It’s been an unexpected and extraordinary Lent which has brought us to this Good Friday. Even though the COVID-19 curve appears to be flattening in Australia, this Holy Week road has still felt a lonely and anxious time for many. For those of us in the church the physical togetherness we are used to, in attending the many church services which makes this season so special, has been taken away from us.

During this time we’ve seen the least palatable side of our humanity, in terms of fear bringing out human stockpiling instincts to the disregard of the needs of others and the flagrant ignoring by some people for the self distancing measures required of us at this time. We’ve also seen the very best of human motivation and action as nurses, doctors caregivers’ work untold hours to save lives, others pack bags of groceries for those most vulnerable and forced to self isolate, and still others offer their gift and talents to free online cultural sessions.


At the beginning of A Tale of Two Cities, Charles Dickens wrote:


It was the best of times, it was the worst of times, it was the age of wisdom, it was the age of foolishness, it was the epoch of belief, it was the epoch of incredulity, it was the season of Light, it was the season of Darkness, it was the spring of hope, it was the winter of despair, we had everything before us, we had nothing before us, we were all going direct to Heaven, we were all going direct the other way……

For churches, and church services in particular, the pandemic has led to an emergence of creative responses. Unexpectedly many of us have gained a new respect for social platforms; they’ve been an aid to continue in celebrating our services at this time. In fact I could say for the first time in my life I celebrated Palm Sunday at St James Piccadilly in London, whilst simultaneously staying at home in Melbourne. Christian Services have been zooming and YouTubing around the world all Lent - never before have we been able able to celebrate different liturgies inside so many different churches. That there is only a priest and a cantor or one or two others are present inside the churches or sacred spaces, are stark reminders to us that this isolation we experience is a globally shared one.
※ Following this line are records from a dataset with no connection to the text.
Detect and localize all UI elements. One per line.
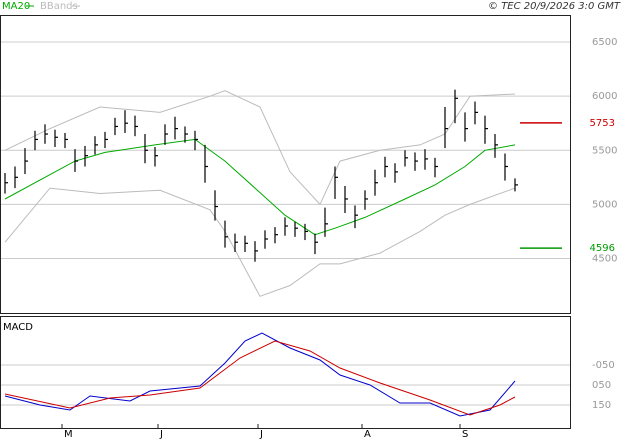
source: © TEC 20/9/2026 3:0 GMT bbox=[488, 1, 621, 12]
bband-lower bbox=[4, 187, 516, 297]
x-tick-label: M bbox=[64, 429, 73, 440]
level-label: 5753 bbox=[590, 118, 615, 129]
x-tick-label: J bbox=[259, 429, 263, 440]
macd-panel bbox=[0, 316, 571, 429]
legend-label: BBands bbox=[40, 1, 78, 12]
macd-line bbox=[4, 332, 516, 417]
y-tick-label: 6000 bbox=[592, 91, 617, 102]
x-tick-label: S bbox=[462, 429, 468, 440]
y-tick-label: 150 bbox=[592, 400, 611, 411]
y-tick-label: 5000 bbox=[592, 199, 617, 210]
x-tick-label: A bbox=[364, 429, 371, 440]
legend-label: MA20 bbox=[2, 1, 30, 12]
x-tick-label: J bbox=[159, 429, 163, 440]
ma-line bbox=[4, 138, 516, 236]
y-tick-label: 6500 bbox=[592, 37, 617, 48]
y-tick-label: -050 bbox=[592, 360, 615, 371]
price-panel bbox=[0, 15, 571, 314]
bband-upper bbox=[4, 90, 516, 206]
y-tick-label: 4500 bbox=[592, 253, 617, 264]
level-label: 4596 bbox=[590, 243, 615, 254]
macd-line bbox=[4, 340, 516, 416]
y-tick-label: 5500 bbox=[592, 145, 617, 156]
y-tick-label: 050 bbox=[592, 380, 611, 391]
macd-title: MACD bbox=[3, 322, 33, 333]
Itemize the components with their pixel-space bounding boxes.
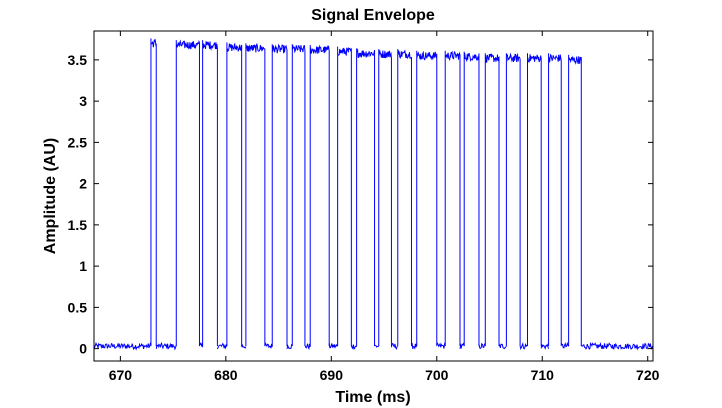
baseline-segment-8 [304, 343, 311, 351]
pulse-16 [484, 53, 500, 347]
pulse-11 [378, 49, 392, 347]
pulse-2 [175, 39, 200, 347]
x-tick-label-720: 720 [636, 367, 660, 383]
baseline-segment-14 [436, 342, 446, 349]
baseline-segment-13 [411, 342, 418, 350]
baseline-segment-21 [580, 341, 654, 351]
pulse-15 [463, 51, 480, 347]
y-tick-label-0.5: 0.5 [68, 299, 88, 315]
baseline-segment-6 [264, 341, 273, 349]
baseline-segment-7 [286, 343, 293, 350]
baseline-segment-10 [350, 344, 357, 350]
baseline-segment-2 [155, 341, 177, 351]
y-tick-label-1.5: 1.5 [68, 217, 88, 233]
baseline-segment-18 [519, 341, 528, 351]
baseline-segment-20 [560, 341, 570, 349]
pulse-14 [444, 50, 461, 347]
pulse-17 [505, 52, 521, 347]
baseline-segment-16 [478, 342, 486, 349]
y-tick-label-0: 0 [79, 341, 87, 357]
baseline-segment-1 [93, 341, 152, 351]
baseline-segment-11 [374, 344, 380, 348]
x-tick-label-710: 710 [531, 367, 555, 383]
x-axis-ticks: 670 680 690 700 710 720 [109, 31, 660, 383]
pulse-12 [397, 49, 412, 347]
y-tick-label-3.5: 3.5 [68, 52, 88, 68]
x-tick-label-670: 670 [109, 367, 133, 383]
baseline-segment-12 [390, 343, 398, 351]
plot-background [94, 31, 653, 361]
y-tick-label-2: 2 [79, 176, 87, 192]
pulse-18 [526, 53, 542, 347]
pulse-3 [202, 40, 218, 347]
pulse-4 [226, 42, 243, 347]
baseline-segment-3 [199, 341, 204, 348]
baseline-segment-15 [459, 342, 465, 350]
pulse-20 [568, 54, 582, 347]
y-tick-label-3: 3 [79, 93, 87, 109]
signal-series-group [93, 38, 654, 351]
pulse-9 [337, 46, 352, 347]
y-tick-label-1: 1 [79, 258, 87, 274]
pulse-5 [245, 42, 266, 347]
baseline-segment-4 [216, 342, 228, 350]
pulse-13 [416, 50, 438, 347]
y-axis-label: Amplitude (AU) [42, 138, 59, 254]
pulse-19 [548, 53, 562, 347]
baseline-segment-17 [498, 343, 507, 350]
baseline-segment-9 [328, 343, 339, 349]
x-tick-label-680: 680 [214, 367, 238, 383]
pulse-7 [291, 44, 306, 347]
x-tick-label-700: 700 [425, 367, 449, 383]
x-tick-label-690: 690 [320, 367, 344, 383]
chart-title: Signal Envelope [311, 7, 435, 24]
baseline-segment-5 [241, 343, 247, 349]
plot-frame [93, 30, 654, 362]
y-tick-label-2.5: 2.5 [68, 134, 88, 150]
y-axis-ticks: 0 0.5 1 1.5 2 2.5 3 3.5 [68, 52, 653, 357]
pulse-10 [356, 48, 376, 347]
x-axis-label: Time (ms) [335, 389, 410, 406]
pulse-6 [271, 43, 288, 347]
pulse-1 [150, 38, 157, 347]
pulse-8 [309, 44, 330, 347]
baseline-segment-19 [540, 343, 550, 350]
The COVID-19 Pandemic discriminates against no-one and surges through all the continents of the earth. But so too, as more congregational services go online, and those of us privileged to have access to this invisible complicated web structure around our planet, so too are connections being made between many different Christian communities around our planet. The deep message of Christianity about God’s love also doesn’t discriminate; the message of Christ, whose love is so great as to be able to enter this time of desolation and suffering is one we participate in most poignantly of Good Friday. This message too is alive across continents.

I have found it very moving to be invited into a live Youtube of a church service in another congregation on the other side of our planet and to read, during the time of Gift of Peace at this service, the scrolling comments down the right hand side of the screen, comments by named parishioners to other named parishioners, hoping they are each okay, not too lonely, getting the provisions they need - generally checking up each is okay. We have used social media to connect with our own parishioners at this time, but we’ve also unwittingly been able to share something of our corporate faith life, our hospitality and our humanity with many strangers beyond our local community and day to day life. In opening up in this way, our own congregations have offered a real hospitality to Christians and others all around the world. This is one of the hidden unforeseen blessings of our Lenten journey this year.
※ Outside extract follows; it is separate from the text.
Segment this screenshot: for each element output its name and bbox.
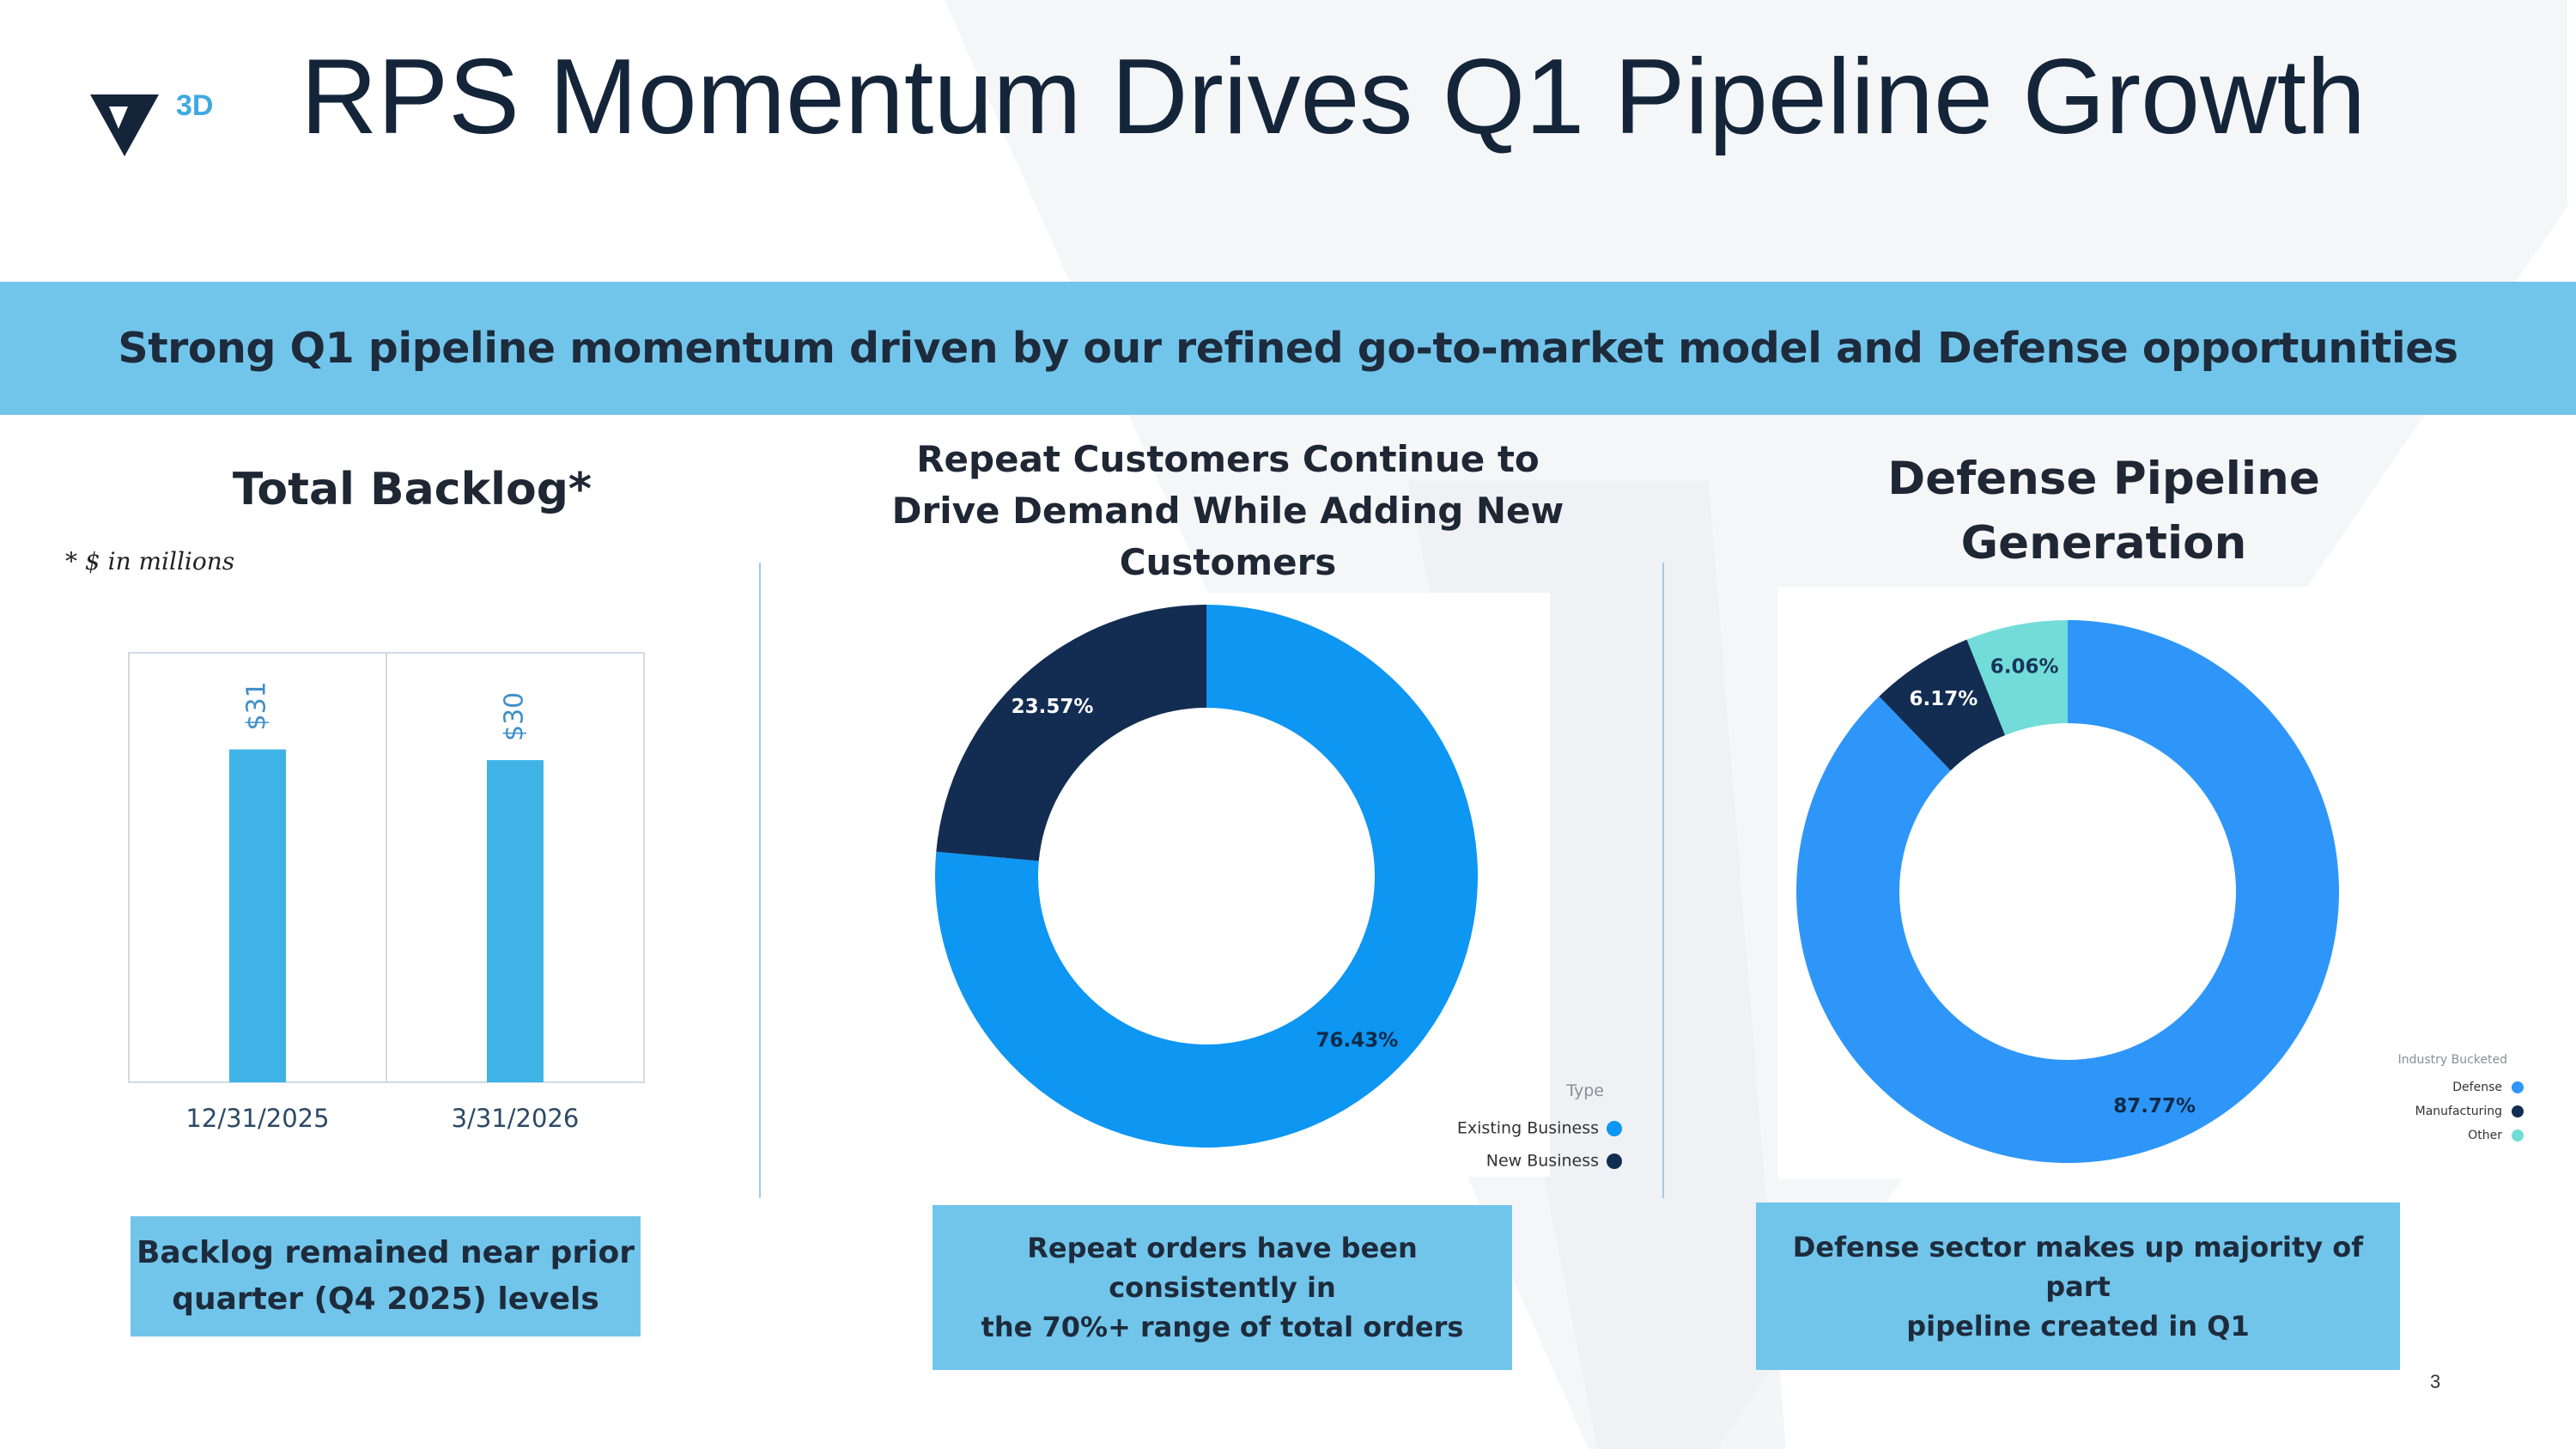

Social media has opened us up to other places and people, but a solid sense of our own home is always the place we start. There is a traditional liturgy today, Good Friday, which happens in many Christian churches and ours here at St Peter’s Eastern Hill only on this day. It’s called the Veneration of the Cross. It begins with the clergy processing in solemn silence into the church. The night before, at the end of the Maundy Thursday service, the altar has been stripped bare, and so much that we hold sacramentally dear to us in our church - the embroidered altar cloths, the elaborately wrought candle sticks and candles, the reserved sacrament has been taken from the tabernacle on the altar and is now housed in the side chapel. The side chapel has been filled with flowers to represent the night spent by Christ with his disciples in the Garden of Gethsemane. In many Christian churches parishioners have spent an hour or two in vigil over during that night, keeping watch with Christ, to enter a little that time of inner desolation.

And on Good Friday, when the priest with two other ordained ministers enter the church, they process down the aisle and when they reach the now denuded altar they lay down and prostrate themselves for some minutes before the empty tabernacle. Effectively now they are laying themselves bare before nothing.

It’s a powerful moment. Symbolically it’s an action that takes us back right to the beginning of Lent: Ash Wednesday, when each of us is daubed with a smudge of ash (those palm crosses now burnt to ash from last year) on our forehead. And, we are reminded that essentially this is who we are, where we’ve come from and where we go - ashes to ashes, dust to dust.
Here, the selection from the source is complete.